Se soffrite di vertigini siete pregati di astenervi. Per precisa volontà di Tom Cruise, anche produttore, il quarto capitolo della saga “Mission: Impossible”, come i precedenti, vede al timone un nuovo regista. Dopo le atmosfere da thriller di Brian De Palma, l’azione scatenata di John Woo e il tocco personale di J.J. Abrams, arriva Brad Bird, artefice di successi Pixar come Gli Incredibili e Ratatouille (e premio Oscar per entrambi). Il risultato è un autentico spettacolo per gli occhi. Fin dai titoli di testa si capisce che l’intento del regista, al suo debutto con attori in carne e ossa, è stupire lo spettatore dal punto di vista visivo, proiettarlo in un vortice di azione senza limiti e inseguimenti mozzafiato, senza dargli un attimo di tregua. Missione compiuta.

È proprio con una scena spettacolare che si entra nel vivo dell’azione, l’esplosione del Cremlino di Mosca. L’Imf (Impossible mission force) viene accusata ingiustamente dell’attacco e il governo degli Stati Uniti attiva il “Protocollo Fantasma”: divenuto un fuggitivo, l’agente Ethan Hunt non potrà contare su alcun tipo di sostegno o risorse, eccezion fatta per gli agenti in missione con lui, Jane Carter (Paula Patton), Benji Dunn (Simon Pegg) e il misterioso William Brandt (Jeremy Renner). Insieme dovranno sventare il folle piano dello scienziato Kurt Hendricks (Michael Nyqvist), intenzionato a far scoppiare una guerra nucleare.

Anche questa volta la missione porterà Hunt e i suoi in giro per il mondo, da Dubai, dove è stata girata la scena madre del film, una vertiginosa scalata del Burji Khalifa (il grattacielo più alto del mondo), fino in India. Tra un inseguimento scatenato in mezzo alle tempeste di sabbia del deserto e un feroce combattimento al femminile su uno strapiombo di 800 metri, c’è spazio anche per l’ironia, fornita dal comico di razza Simon Pegg, ma anche dalla new entry Jeremy Renner, uno dei nuovi volti più apprezzati del cinema americano, grosso valore aggiunto per il cast.
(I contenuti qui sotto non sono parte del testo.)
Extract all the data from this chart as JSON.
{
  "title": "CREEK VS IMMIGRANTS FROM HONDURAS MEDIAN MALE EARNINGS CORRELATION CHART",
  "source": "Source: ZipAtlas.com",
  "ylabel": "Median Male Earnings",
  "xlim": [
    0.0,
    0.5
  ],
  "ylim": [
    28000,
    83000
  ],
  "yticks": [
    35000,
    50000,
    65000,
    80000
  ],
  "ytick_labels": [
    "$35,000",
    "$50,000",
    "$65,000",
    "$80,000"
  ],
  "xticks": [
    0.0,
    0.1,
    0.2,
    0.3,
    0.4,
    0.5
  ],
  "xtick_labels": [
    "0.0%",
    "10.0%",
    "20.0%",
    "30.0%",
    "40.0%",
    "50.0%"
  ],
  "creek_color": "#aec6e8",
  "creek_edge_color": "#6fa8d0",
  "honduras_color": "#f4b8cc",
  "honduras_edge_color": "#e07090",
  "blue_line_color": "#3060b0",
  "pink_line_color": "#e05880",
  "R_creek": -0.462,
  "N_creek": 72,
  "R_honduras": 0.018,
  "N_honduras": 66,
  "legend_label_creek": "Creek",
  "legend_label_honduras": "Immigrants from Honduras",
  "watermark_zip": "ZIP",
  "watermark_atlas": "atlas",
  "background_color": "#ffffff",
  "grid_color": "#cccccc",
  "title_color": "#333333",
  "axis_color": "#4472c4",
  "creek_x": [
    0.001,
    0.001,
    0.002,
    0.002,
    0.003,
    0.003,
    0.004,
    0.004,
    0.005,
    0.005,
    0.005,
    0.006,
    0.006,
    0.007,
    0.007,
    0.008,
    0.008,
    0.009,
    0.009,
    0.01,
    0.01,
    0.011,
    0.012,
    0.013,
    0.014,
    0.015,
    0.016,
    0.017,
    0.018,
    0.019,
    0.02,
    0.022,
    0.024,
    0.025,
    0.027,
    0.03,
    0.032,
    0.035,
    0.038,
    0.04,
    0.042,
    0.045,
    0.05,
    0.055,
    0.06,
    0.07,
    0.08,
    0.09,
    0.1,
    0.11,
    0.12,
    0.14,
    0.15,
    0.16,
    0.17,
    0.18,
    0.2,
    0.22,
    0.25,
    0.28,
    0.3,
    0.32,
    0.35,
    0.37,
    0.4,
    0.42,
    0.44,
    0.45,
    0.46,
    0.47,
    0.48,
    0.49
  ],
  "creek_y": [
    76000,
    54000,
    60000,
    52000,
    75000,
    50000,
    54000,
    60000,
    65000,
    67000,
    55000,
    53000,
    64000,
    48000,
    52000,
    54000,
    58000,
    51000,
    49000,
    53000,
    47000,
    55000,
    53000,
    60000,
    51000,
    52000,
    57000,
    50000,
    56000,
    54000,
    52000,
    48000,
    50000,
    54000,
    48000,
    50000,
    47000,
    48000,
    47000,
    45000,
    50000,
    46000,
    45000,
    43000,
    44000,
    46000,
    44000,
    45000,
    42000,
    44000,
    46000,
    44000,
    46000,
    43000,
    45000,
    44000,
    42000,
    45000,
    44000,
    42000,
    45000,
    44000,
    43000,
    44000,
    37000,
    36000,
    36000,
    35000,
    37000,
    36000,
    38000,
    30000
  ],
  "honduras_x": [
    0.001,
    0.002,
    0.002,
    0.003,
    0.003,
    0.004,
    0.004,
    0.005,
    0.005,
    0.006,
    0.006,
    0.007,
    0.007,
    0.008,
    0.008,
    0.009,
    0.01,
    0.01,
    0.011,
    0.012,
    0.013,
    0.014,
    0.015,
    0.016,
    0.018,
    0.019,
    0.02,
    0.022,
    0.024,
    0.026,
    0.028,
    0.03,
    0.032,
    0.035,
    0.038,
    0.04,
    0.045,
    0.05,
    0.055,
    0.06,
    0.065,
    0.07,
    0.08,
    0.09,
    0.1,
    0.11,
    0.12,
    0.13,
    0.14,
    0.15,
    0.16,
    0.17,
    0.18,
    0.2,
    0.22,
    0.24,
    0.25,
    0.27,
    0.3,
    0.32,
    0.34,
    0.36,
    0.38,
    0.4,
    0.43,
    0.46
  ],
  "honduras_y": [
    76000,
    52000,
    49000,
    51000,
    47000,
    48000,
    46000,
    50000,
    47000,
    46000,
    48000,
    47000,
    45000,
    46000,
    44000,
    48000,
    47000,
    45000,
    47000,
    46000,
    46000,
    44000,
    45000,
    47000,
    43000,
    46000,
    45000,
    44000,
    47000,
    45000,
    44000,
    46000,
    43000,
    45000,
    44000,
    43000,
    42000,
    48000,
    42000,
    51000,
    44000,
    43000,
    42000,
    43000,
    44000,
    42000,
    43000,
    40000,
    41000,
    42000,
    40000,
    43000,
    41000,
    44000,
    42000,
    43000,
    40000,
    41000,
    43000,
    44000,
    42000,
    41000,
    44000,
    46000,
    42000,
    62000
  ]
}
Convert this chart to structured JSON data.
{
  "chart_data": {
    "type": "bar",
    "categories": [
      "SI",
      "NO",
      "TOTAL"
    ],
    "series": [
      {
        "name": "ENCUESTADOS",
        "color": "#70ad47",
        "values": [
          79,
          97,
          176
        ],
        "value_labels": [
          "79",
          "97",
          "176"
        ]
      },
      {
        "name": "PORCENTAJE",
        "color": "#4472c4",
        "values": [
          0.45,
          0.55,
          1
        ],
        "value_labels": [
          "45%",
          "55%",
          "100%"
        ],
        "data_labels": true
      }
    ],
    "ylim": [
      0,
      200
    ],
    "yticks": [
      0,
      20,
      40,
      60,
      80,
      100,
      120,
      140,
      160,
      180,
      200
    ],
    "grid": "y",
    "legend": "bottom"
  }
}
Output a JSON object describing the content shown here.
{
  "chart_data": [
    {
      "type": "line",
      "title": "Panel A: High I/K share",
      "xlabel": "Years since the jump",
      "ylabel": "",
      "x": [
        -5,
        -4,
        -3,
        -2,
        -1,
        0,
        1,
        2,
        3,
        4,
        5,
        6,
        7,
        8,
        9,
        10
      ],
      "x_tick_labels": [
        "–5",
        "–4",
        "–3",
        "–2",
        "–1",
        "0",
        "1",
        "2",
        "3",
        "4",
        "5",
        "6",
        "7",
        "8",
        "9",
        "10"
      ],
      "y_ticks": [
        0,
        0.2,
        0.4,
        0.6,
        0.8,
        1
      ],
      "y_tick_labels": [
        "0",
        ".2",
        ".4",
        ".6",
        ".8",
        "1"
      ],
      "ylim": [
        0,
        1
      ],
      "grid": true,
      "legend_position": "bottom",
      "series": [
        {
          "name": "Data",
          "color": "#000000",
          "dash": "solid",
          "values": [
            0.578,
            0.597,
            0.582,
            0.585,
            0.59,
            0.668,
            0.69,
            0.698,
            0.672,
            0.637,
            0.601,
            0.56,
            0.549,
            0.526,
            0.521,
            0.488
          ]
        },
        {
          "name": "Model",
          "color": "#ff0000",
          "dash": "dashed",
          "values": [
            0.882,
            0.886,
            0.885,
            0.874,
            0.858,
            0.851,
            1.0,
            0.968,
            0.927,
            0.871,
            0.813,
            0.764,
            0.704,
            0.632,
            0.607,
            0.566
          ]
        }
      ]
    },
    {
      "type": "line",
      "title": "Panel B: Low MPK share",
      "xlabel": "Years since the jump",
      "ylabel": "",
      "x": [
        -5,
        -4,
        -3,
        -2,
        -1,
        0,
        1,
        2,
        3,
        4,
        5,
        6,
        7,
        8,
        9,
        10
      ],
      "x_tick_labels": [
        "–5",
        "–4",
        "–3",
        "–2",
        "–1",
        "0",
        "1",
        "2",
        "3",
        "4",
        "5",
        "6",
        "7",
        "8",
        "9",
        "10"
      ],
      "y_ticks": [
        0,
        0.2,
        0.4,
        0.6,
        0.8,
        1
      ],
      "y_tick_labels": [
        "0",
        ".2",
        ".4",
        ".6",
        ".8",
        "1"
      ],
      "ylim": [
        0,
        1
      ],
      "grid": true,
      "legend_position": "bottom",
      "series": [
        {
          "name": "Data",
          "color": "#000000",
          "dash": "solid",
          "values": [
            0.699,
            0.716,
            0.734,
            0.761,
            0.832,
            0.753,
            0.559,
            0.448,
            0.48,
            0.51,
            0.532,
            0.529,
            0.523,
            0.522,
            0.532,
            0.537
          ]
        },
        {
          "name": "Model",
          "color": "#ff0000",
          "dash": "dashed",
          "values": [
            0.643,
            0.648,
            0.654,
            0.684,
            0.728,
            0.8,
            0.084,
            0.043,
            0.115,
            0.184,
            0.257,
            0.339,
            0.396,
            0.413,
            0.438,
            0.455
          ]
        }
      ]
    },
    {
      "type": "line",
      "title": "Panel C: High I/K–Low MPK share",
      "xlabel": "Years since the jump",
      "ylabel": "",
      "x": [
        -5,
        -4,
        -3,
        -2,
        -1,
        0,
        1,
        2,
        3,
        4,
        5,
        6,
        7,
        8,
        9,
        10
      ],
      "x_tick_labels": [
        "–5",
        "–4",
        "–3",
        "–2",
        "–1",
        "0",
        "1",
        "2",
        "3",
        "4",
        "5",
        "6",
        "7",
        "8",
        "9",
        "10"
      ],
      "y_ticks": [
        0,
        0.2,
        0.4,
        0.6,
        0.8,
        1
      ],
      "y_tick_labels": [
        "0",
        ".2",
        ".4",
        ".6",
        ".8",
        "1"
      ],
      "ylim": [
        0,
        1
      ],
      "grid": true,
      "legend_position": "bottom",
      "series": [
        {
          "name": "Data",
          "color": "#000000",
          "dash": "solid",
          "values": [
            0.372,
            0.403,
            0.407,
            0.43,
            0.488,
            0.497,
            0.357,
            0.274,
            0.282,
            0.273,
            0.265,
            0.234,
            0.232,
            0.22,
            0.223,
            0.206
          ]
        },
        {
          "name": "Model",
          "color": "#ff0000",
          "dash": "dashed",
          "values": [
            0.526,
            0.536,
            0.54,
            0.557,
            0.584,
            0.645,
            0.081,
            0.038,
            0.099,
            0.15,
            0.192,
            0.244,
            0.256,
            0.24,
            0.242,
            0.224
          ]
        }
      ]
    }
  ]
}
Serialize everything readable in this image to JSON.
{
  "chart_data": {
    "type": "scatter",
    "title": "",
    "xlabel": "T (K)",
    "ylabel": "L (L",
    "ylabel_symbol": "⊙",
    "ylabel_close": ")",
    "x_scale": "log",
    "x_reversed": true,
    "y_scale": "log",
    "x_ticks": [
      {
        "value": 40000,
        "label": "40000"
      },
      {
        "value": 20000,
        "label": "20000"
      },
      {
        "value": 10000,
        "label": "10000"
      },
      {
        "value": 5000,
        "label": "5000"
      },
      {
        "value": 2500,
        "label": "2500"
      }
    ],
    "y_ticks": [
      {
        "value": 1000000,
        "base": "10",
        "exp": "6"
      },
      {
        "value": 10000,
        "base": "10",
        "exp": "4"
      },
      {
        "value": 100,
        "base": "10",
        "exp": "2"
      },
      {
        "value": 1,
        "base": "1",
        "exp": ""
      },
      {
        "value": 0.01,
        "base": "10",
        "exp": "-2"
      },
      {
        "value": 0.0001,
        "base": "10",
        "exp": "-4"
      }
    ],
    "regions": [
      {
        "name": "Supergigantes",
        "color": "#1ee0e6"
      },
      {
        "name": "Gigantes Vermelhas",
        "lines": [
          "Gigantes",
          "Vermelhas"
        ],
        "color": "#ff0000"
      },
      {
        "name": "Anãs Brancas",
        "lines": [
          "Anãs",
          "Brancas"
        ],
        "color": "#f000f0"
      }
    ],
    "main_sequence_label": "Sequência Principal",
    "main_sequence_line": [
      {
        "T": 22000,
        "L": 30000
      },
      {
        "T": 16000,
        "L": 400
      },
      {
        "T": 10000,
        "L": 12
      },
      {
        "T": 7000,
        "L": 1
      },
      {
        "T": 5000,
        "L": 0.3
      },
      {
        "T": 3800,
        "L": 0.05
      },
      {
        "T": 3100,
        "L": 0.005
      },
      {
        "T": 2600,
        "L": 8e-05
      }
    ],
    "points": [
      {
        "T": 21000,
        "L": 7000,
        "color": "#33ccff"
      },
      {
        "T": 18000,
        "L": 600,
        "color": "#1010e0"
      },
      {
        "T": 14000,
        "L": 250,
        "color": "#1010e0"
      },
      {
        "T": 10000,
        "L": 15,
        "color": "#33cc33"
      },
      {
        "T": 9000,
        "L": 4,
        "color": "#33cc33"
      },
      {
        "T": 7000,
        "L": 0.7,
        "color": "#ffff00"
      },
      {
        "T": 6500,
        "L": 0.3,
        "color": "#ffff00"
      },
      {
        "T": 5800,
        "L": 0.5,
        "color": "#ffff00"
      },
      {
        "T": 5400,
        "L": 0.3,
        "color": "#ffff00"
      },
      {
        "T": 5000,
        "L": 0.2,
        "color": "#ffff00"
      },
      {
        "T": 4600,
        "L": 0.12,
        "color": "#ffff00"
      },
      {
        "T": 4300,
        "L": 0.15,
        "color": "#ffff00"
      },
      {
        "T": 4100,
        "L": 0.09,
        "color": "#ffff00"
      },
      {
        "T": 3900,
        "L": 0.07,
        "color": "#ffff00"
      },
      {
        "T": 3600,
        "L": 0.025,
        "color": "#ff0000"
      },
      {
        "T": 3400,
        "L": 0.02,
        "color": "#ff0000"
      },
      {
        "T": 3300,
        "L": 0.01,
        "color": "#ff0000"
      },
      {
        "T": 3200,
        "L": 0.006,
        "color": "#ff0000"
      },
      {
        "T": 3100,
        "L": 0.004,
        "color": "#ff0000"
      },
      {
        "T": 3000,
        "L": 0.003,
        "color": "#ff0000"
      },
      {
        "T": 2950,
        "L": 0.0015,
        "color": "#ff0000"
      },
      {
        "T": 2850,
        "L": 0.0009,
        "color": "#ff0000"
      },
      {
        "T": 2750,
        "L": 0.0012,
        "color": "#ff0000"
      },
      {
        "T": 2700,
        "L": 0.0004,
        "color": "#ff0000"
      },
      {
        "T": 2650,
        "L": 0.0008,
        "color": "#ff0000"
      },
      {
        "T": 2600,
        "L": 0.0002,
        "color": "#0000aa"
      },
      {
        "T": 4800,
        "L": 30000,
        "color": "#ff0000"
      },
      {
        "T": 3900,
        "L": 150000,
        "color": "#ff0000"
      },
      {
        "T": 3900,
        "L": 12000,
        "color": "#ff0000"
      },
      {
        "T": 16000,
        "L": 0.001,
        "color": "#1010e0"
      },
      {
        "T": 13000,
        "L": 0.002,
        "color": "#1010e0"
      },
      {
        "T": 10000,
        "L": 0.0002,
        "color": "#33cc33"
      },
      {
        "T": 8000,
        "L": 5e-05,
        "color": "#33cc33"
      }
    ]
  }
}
Risulta invece sacrificato il cattivone Nyqvist, protagonista dell’acclamata trilogia svedese “Millennium”: sempre più spesso accade infatti che attori europei capaci di grandi exploit in patria, vengano chiamati a Hollywood giusto per dare un tocco esotico ai film e si ritrovino a fare le macchiette (anche Noomi Rapace, partner di Nyqvist in “Millennium”, non è stata usata ben utilizzata nell’ultimo “Sherlock Holmes”).